Tim Urban, the company’s co-founder, told Fast Company.
‘We took a bet that long but really thorough, really high-quality articles would not only be acceptable to certain people but would be a really fresh, standout thing in a current world of really short list articles. And that smart people would start reading it, and would keep reading it and get to the end. Then they’d want to share it, even more than if it were a great short article.’
Although it doesn’t appear that online readers are tiring of the viral short form content pioneered by BuzzFeed and copied by everyone from The Metro through to The Guardian, it is clear that a thoughtful, intelligent audience are once again wanting to engage with longer articles.
In many ways WBW highlights a trend that has been emerging for the past few years through the likes of The New York Times with its Snowfall interactive story, the BBC, Vox Media and the Twitter-owned Medium platform. There’s even talk of Snapchat delivering long form video.
Millennial driven sites BuzzFeed and Vice have also both experimented with long form content while the latest to announce its plans to tackle the format is The Huffington Post.
HuffPost Highline will apparently deliver once-a-week instalments of deep-dive journalism in the mode of a newspaper’s weekend magazine.
‘What we’re focusing on is the magazine-style stories, which is both something that’s richly reported, but where there’s also a lot of emphasis on the style of the writing, the reading experience,’ Morris said.
Key issues for publishers
While the long form bandwagon continues to gather speed there are still important issues for publishers to consider.
The elephant in the room is how publishers are going to monetise the content. Five years ago online publishers regularly worked out formulas for accessing the relative worth of each piece of content – Demand Media for example, developed a multi million dollar business off the back of this approach. Long form content is not cheap. Even The Huffington Post, which has traditionally been shy about rewarding contributors, will apparently pay Highline’s writers.
Articles that cost $500 upwards are going to need to generate an awful lot of impressions to recoup the money on an advertising CPM basis. The obvious option for publishers is to seek sponsors for the content, pair it with native advertising that is paid for on a tenancy basis, or possibly getting a brand to sponsor a series of articles.

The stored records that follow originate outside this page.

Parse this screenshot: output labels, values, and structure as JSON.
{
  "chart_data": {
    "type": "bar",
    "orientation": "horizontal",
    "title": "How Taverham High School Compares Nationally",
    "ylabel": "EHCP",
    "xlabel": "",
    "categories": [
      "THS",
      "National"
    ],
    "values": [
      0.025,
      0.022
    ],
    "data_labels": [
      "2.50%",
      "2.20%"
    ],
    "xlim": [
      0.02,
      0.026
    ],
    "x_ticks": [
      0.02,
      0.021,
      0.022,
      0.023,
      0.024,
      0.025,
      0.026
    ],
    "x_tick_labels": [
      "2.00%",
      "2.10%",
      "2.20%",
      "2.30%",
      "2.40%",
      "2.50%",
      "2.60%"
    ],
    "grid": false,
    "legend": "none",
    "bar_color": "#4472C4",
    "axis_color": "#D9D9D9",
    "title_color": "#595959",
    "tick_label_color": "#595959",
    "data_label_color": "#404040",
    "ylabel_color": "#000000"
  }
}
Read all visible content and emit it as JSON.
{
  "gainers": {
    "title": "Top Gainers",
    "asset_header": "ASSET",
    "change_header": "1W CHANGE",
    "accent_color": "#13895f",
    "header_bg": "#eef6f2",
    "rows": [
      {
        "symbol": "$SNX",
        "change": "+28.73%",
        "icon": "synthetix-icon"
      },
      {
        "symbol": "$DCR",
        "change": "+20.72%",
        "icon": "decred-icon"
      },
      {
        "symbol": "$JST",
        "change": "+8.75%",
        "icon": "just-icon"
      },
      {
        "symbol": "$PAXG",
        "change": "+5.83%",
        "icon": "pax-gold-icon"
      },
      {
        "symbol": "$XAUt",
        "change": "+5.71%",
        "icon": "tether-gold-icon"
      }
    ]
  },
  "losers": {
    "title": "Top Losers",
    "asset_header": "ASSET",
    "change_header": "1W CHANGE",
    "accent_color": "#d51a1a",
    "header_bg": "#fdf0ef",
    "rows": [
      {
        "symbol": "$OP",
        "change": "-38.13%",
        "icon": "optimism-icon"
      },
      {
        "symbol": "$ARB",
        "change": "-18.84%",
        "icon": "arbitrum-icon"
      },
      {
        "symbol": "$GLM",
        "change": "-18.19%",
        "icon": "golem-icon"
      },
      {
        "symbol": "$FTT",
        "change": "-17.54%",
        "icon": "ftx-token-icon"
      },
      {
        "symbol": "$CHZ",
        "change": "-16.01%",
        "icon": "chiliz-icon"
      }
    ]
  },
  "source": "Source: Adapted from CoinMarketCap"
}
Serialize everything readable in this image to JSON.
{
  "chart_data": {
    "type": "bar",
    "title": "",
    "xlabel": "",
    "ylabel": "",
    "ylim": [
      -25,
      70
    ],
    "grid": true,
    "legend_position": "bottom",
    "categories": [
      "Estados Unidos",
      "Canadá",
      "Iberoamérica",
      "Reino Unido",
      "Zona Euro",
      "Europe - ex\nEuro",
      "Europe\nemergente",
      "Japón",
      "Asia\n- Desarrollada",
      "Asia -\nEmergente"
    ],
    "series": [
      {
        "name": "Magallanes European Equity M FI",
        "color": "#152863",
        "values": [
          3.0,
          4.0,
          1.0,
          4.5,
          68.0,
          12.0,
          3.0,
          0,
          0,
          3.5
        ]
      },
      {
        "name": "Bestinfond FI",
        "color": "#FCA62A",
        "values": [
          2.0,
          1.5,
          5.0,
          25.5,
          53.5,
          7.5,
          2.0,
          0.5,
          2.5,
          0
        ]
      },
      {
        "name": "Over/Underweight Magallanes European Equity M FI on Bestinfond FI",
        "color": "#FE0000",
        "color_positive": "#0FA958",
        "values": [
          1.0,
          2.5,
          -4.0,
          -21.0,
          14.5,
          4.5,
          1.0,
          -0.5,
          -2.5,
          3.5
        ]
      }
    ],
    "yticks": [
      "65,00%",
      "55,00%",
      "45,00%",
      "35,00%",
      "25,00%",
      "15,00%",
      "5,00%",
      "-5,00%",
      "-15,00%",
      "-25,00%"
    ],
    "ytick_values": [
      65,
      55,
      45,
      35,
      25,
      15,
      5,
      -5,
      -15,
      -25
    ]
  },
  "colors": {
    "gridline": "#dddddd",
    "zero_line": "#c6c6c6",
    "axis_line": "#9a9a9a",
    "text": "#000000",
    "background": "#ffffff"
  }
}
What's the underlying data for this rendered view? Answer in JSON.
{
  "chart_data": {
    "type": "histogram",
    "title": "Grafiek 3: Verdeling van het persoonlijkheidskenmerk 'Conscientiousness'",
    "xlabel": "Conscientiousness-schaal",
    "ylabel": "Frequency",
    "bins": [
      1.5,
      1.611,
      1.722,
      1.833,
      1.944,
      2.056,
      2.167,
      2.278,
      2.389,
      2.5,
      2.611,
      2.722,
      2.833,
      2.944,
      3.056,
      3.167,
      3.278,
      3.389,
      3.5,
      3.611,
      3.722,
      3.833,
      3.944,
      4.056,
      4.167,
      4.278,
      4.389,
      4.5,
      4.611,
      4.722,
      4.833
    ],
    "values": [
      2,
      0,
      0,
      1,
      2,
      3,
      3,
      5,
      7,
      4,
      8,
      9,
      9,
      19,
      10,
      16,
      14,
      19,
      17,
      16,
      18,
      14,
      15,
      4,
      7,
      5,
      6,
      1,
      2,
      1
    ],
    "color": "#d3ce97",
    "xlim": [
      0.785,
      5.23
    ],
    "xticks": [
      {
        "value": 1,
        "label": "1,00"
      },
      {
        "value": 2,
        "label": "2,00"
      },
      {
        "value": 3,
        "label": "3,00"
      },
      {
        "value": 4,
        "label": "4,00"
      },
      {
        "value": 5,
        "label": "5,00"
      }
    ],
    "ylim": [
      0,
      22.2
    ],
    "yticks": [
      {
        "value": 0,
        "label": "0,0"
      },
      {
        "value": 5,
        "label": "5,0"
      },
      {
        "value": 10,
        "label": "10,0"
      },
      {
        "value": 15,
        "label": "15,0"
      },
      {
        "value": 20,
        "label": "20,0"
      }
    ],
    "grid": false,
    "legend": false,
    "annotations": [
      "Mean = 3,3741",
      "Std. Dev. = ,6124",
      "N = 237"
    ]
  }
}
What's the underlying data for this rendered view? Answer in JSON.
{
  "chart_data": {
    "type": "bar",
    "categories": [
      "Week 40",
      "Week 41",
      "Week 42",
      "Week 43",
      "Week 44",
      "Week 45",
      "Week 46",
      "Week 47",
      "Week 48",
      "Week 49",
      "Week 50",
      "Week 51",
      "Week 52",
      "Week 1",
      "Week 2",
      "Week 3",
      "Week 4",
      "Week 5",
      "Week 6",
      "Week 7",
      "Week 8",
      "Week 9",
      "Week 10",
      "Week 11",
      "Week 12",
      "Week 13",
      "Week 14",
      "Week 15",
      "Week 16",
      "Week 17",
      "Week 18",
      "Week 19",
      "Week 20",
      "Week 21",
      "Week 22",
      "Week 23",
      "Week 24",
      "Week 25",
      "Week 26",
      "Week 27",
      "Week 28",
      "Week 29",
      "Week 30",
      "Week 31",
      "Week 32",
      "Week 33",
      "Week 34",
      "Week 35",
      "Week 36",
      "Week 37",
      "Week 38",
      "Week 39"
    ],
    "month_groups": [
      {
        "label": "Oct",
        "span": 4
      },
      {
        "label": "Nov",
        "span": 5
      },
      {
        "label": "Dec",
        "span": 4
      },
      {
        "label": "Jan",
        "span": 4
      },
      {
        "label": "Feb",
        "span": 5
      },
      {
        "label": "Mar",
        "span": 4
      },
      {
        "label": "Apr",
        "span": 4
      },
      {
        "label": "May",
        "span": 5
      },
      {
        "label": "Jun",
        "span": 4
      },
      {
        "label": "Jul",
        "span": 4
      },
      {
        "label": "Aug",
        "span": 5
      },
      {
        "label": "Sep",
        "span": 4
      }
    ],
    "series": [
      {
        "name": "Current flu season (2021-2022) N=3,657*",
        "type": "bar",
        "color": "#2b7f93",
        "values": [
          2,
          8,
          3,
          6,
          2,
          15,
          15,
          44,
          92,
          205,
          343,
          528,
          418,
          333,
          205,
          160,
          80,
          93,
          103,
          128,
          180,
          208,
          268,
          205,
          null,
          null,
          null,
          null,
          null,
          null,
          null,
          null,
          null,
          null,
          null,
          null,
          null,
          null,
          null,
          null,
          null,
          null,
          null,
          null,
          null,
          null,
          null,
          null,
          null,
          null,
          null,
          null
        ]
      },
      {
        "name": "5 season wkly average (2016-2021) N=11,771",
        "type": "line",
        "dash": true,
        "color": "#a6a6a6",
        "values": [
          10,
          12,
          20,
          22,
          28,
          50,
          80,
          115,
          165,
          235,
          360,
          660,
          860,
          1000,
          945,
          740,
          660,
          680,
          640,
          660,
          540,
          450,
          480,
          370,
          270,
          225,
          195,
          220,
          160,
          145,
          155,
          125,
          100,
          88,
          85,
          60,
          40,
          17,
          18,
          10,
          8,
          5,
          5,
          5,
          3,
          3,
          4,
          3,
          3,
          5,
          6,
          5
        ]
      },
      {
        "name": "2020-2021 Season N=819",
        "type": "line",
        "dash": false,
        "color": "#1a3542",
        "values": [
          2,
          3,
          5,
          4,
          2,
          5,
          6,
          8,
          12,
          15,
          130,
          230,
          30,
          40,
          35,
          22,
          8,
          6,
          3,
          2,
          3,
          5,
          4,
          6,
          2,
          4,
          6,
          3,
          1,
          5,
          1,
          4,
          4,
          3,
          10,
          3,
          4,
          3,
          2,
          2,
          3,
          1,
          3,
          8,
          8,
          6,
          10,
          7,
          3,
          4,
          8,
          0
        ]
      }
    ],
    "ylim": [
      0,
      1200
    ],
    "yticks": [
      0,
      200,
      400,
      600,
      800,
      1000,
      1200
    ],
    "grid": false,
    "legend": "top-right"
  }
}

Another key question is – where are people going to consume this type of content? On laptops and tablets, but mobiles? Surely even the large screens of Phablets are too small for extended multimedia reads.
Lastly publishers need to discover what type of content is going to attract the number of readers and the level of engagement media brands require to make long form more than just a fad.
Interestingly there is a lot that can be learned here from WBW. The site clearly has not jettisoned the use of click bait headlines (for example, 7 Ways To Be Insufferable On Facebook – which are very shareable. The content though does reflect the passion of the author, so possibly the key to successful content is finding writers that match the longform content they are about to produce.
It will be fascinating to see what happens to Wait But Why over the coming months. And also how the rest of the online publishing industry responds to its success.